Mon père s’est présenté le 14 mai 1941, Bd Mortier. Il n’est jamais revenu à la maison. Il a été interné au camp de Pithiviers, dans le Loiret, le 9 juillet 1941. Il a été déporté au camp d’Auschwitz par le convoi n°4, du 25 juin 1942 et les recherches effectuées par la Croix Rouge dans les archives du camp indiquent qu’il y est arrivé le 27 juin et interné sous le n° de détenu 42128. Ce convoi était composé uniquement d’hommes dont 937 Polonais sur les 999 prisonniers. En 1945, seuls 59 survivants sont rentrés. Il serait décédé le 1er septembre 1942 à 7h55 de « hydropisie cardiaque ». Admirez la précision !!! Il avait 33 ans.

Maman est allée le voir à la caserne transformée en camp d’internement ou au camp de Pithiviers, je ne suis pas certaine de l’avoir accompagnée, même si j’ai le souvenir d’avoir fait un signe de la main à quelqu’un derrière une grille. J’ai retrouvé une photo de mon père, au camp, entouré de « copains ».

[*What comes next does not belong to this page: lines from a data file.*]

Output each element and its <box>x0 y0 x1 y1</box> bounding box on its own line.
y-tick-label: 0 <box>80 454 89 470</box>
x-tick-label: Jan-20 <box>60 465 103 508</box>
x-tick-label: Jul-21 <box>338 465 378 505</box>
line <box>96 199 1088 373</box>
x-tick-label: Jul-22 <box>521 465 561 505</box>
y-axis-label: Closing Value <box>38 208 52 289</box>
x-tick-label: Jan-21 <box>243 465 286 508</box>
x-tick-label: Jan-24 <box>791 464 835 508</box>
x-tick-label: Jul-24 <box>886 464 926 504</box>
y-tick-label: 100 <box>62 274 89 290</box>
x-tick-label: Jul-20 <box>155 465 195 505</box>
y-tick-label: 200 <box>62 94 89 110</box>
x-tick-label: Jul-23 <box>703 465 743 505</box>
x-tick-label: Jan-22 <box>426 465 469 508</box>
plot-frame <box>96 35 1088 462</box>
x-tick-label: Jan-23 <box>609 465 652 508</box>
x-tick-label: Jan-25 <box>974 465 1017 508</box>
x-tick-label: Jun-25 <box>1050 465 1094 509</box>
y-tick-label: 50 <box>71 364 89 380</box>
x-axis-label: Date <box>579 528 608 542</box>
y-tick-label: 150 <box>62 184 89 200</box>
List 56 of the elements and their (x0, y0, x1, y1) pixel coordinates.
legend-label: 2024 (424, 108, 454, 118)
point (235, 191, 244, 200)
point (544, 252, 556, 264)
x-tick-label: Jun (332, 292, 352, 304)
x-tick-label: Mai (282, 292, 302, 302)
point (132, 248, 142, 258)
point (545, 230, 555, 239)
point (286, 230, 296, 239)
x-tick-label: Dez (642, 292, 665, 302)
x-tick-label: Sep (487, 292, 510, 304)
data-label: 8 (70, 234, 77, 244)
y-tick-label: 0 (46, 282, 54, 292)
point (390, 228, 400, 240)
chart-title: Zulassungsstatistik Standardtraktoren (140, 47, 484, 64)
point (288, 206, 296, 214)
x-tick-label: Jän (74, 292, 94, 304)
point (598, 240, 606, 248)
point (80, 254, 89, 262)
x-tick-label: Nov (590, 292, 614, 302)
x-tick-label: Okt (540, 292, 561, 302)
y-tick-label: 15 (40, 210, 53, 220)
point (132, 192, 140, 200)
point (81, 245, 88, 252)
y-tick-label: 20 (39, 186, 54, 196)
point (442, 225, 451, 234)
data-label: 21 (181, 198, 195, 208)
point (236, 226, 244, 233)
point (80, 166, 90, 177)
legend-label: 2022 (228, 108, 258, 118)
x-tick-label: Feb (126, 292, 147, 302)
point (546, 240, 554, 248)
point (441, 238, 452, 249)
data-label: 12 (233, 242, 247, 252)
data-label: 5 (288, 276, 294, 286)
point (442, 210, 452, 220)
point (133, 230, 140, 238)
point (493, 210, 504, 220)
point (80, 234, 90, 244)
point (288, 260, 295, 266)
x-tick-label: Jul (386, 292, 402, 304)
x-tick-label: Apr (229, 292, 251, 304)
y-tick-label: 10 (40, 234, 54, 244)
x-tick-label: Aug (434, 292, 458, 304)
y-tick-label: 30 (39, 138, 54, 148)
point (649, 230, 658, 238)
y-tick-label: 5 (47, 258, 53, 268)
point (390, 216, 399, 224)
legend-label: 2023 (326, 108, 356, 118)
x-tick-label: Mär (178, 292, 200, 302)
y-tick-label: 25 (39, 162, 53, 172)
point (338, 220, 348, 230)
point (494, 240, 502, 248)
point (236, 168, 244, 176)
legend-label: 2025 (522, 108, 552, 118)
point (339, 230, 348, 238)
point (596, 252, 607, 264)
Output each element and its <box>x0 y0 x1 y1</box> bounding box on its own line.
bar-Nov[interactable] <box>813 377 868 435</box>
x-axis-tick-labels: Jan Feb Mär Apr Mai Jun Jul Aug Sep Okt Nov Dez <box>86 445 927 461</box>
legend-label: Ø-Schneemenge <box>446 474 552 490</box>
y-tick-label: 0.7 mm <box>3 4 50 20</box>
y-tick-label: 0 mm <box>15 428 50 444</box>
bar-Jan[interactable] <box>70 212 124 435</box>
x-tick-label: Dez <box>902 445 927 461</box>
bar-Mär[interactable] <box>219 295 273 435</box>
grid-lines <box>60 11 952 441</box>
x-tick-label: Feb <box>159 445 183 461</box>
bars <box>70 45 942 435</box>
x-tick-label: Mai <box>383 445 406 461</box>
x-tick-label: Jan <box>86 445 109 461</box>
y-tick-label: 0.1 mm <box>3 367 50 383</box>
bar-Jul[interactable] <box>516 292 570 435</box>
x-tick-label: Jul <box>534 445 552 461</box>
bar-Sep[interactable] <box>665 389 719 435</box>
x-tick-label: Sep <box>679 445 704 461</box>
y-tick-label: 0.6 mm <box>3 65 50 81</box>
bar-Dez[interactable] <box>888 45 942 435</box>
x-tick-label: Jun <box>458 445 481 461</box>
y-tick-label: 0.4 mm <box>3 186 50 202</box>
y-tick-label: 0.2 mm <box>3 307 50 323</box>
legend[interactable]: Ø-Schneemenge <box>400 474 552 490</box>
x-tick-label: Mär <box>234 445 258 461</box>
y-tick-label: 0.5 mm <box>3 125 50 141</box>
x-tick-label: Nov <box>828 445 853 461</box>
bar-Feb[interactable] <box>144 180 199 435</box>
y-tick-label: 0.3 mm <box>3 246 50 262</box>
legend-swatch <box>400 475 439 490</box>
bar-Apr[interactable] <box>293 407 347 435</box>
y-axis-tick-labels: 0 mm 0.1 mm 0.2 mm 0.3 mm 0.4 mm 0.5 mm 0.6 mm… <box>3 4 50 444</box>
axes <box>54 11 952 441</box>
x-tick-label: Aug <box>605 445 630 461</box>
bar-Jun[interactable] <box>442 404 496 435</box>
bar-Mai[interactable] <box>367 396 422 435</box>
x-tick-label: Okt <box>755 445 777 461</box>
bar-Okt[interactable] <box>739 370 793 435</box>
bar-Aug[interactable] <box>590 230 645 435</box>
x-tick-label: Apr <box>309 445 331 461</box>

Que s’est il passé pour les autres membres de la famille? Hersch, le frère aîné de mon père a lui aussi été pris dans ce piège, mais je ne sais pas dans quel centre. Il n’a pas survécu à la guerre ni sa femme ni leur fils.

Jacob Brod, lui, a été interné le jour même au camp de Beaune-la-Rolande, également dans le Loiret. Avec l’aide du réseau de résistance auquel il appartenait déjà il a réussi, avec un ami, à s’évader dans le camion qui sortait les ordures du camp, le 14 avril 1942. C’est ce même réseau qui leur a facilité la route et la traversée de la ligne de démarcation qui partageait la France en deux zones pour atteindre Lyon, encore en zone libre.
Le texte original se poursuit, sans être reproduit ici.